Note: I'm using getRoom() here as an example function. The method might have been getEnvironment() which returns the container an object is in... and all objects had a container (an coin in a bag in a player inventory coin-> getEnvironment() would get the bag and coin-> getEnvironment()-> getEnvironment() would get the player, and coin-> getEnvironment()-> getEnvironment()-> getEnvironment() would fetch the room...)

The player would need to do a me->getRoom()->moveMeTo(newRoom); to move around. This gets a bit cumbersome and sometimes, when things go wrong, you don't have room that you are in which would make it impossible to move to another room.

The thing with the 'intelligence', the thing doing the acting is the player, and thus that should be the thing doing the acting in the room.

me->getRoom()->notify_all(me,leaving);
me->moveRoom(newRoom);
me->getRoom()->notify_all(me,arriving);

Before you point out that I said me->getRoom()->moveMeTo(newRoom); was bad above and yet use me->getRoom()->notify_all(...) above, the difference is that in the case that the client is not anywhere, the getRoom() would return a null object that ignores all messages and so nothing goes wrong there. However, in the moveMeTo approach, the null object would ignore all messages, and you wouldn't get anywhere.
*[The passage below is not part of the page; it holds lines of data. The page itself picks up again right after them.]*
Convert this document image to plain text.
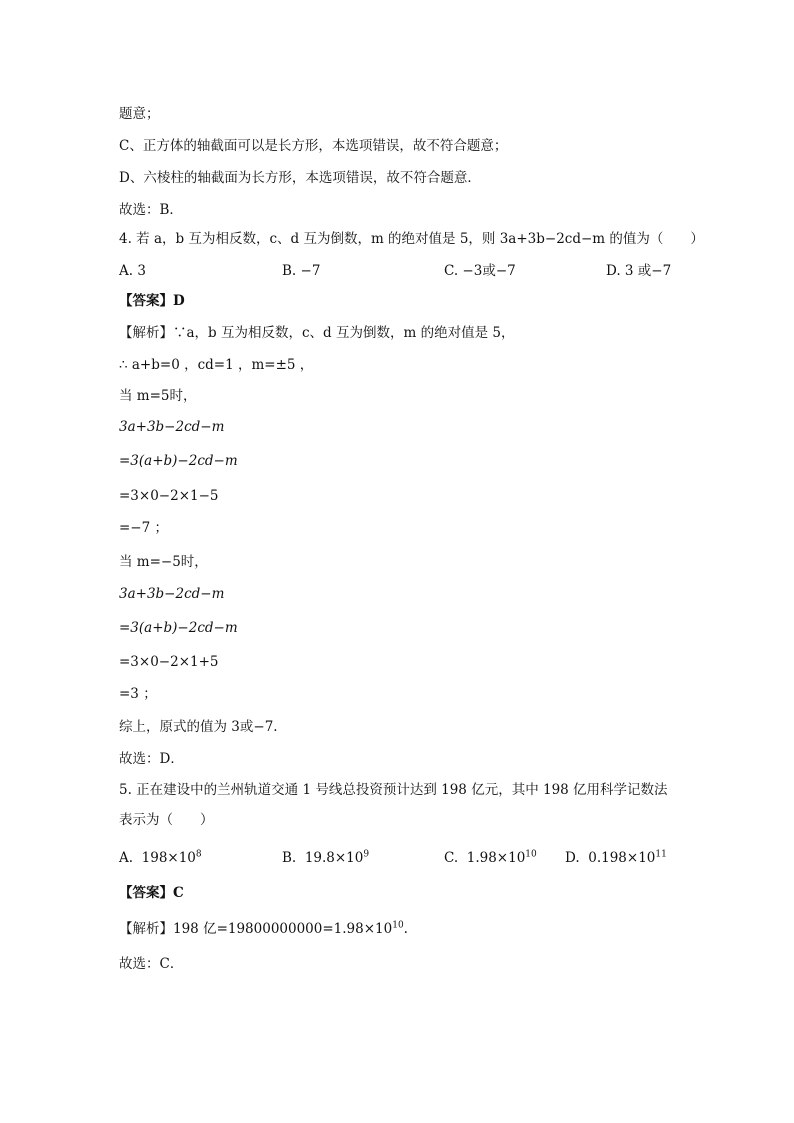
题意；
C、正方体的轴截面可以是长方形，本选项错误，故不符合题意；
D、六棱柱的轴截面为长方形，本选项错误，故不符合题意．
故选：B．
4. 若 a，b 互为相反数，c、d 互为倒数，m 的绝对值是 5，则 3a+3b−2cd−m 的值为（　　）
A. 3	B. −7	C. −3或−7	D. 3 或−7
【答案】D
【解析】∵a，b 互为相反数，c、d 互为倒数，m 的绝对值是 5，
∴ a+b=0 ，cd=1 ，m=±5 ，
当 m=5时，
3a+3b−2cd−m
=3(a+b)−2cd−m
=3×0−2×1−5
=−7 ；
当 m=−5时，
3a+3b−2cd−m
=3(a+b)−2cd−m
=3×0−2×1+5
=3 ；
综上，原式的值为 3或−7.
故选：D．
5. 正在建设中的兰州轨道交通 1 号线总投资预计达到 198 亿元，其中 198 亿用科学记数法
表示为（　　）
A. $198\times 10^8$	B. $19.8\times 10^9$	C. $1.98\times 10^{10}$ D. $0.198\times 10^{11}$
【答案】C
【解析】198 亿$=19800000000=1.98\times 10^{10}$.
故选：C．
As an aside, you might want to download an LP mudlib to look at it and consider how the various components are architected. A lot of design thoughts have been put into it over the years that probably represent many programmer-decades of refinement.

The locations of hooks, connivence functions, and structure, when looked at can make some of your own decisions easier to come by, understand, and reconsider.